Mutation operator hint. A deterministic mutation that takes a function with terse / no comments and adds WHAT-narration produces this pattern from clean code. Variants:

  • Add a # <verb> <noun> comment above every non-trivial statement in a function
  • Wrap a function body in step-by-step # Step N: <description> scaffolding
  • Expand a one-line docstring into a full Google-style Summary + Args + Returns block
  • Insert # Section Banner comments to divide a file into named sections
  • Add an Args: section to a docstring that restates the parameter names in prose

These compose with near-identical-siblings and unjustified-lazy-import — a file that has near-identical siblings each decorated with full WHAT-narration docstrings is the maximally AI-tell shape; the duplication is obvious and the decoration confirms the pedagogical generation mode.

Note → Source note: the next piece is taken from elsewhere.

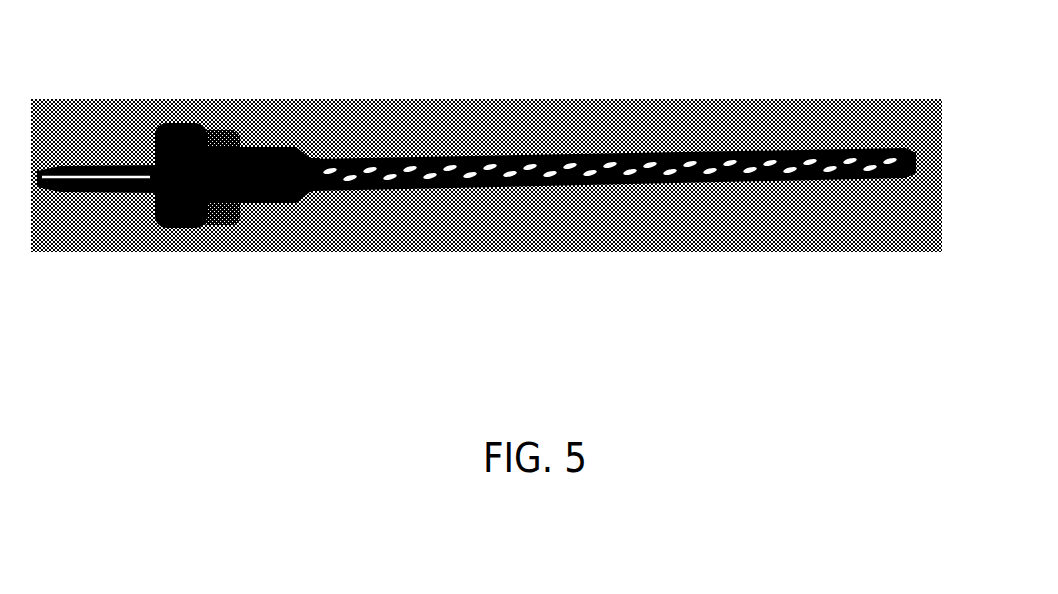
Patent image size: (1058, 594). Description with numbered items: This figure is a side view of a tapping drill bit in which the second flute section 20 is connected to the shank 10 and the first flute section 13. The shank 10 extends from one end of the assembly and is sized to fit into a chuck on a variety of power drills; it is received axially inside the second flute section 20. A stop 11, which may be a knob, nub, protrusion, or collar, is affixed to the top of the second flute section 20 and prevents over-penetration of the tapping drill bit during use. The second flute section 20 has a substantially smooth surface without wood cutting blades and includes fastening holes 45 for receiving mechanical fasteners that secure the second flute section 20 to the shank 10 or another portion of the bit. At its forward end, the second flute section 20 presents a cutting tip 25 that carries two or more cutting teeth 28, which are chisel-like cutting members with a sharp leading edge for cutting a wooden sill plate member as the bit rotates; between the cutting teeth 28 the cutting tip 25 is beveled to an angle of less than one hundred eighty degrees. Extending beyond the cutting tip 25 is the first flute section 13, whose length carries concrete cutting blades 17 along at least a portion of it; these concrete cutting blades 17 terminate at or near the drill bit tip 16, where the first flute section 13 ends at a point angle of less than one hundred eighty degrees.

Connection to codified-guidance-is-insufficient note. This entry contributes the canonical instance of "project CLAUDE.md says 'Don't explain WHAT the code does' and the AI-generated code keeps narrating each line anyway" (StefanBS/battle-city-clone#139). The codified convention is correct and known to the project; the model's local-generation step does not consult the convention strongly enough to comply. The note now spans 16+ entries.

Connection to ai-pedagogical-bias note. This entry is one of six members of the AI-pedagogical-bias meta-family alongside print-instead-of-logging, hardcoded-config-values, missing-network-timeout, f-string-in-logger-call, and assert-for-runtime-validation. The corpus's pedagogical-heavy distribution makes the model produce WHAT-narrating comments by default; the production-appropriate alternative is WHY-comments (non-obvious constraints) or no comments at all.

Connection to defensive-choice-with-justifying-comment note. Narrating comments are themselves the comment-as-justification shape meta-applied — the comment narrates an intent the code's structure does not need (the operation is already self-evident from the line below). The comment is generated alongside the code by the same local-attention context, not as an independent verification step. This entry is one of 9+ in the cross-cutting note; it sits inside the note as the canonical "the comment IS the defect" instance.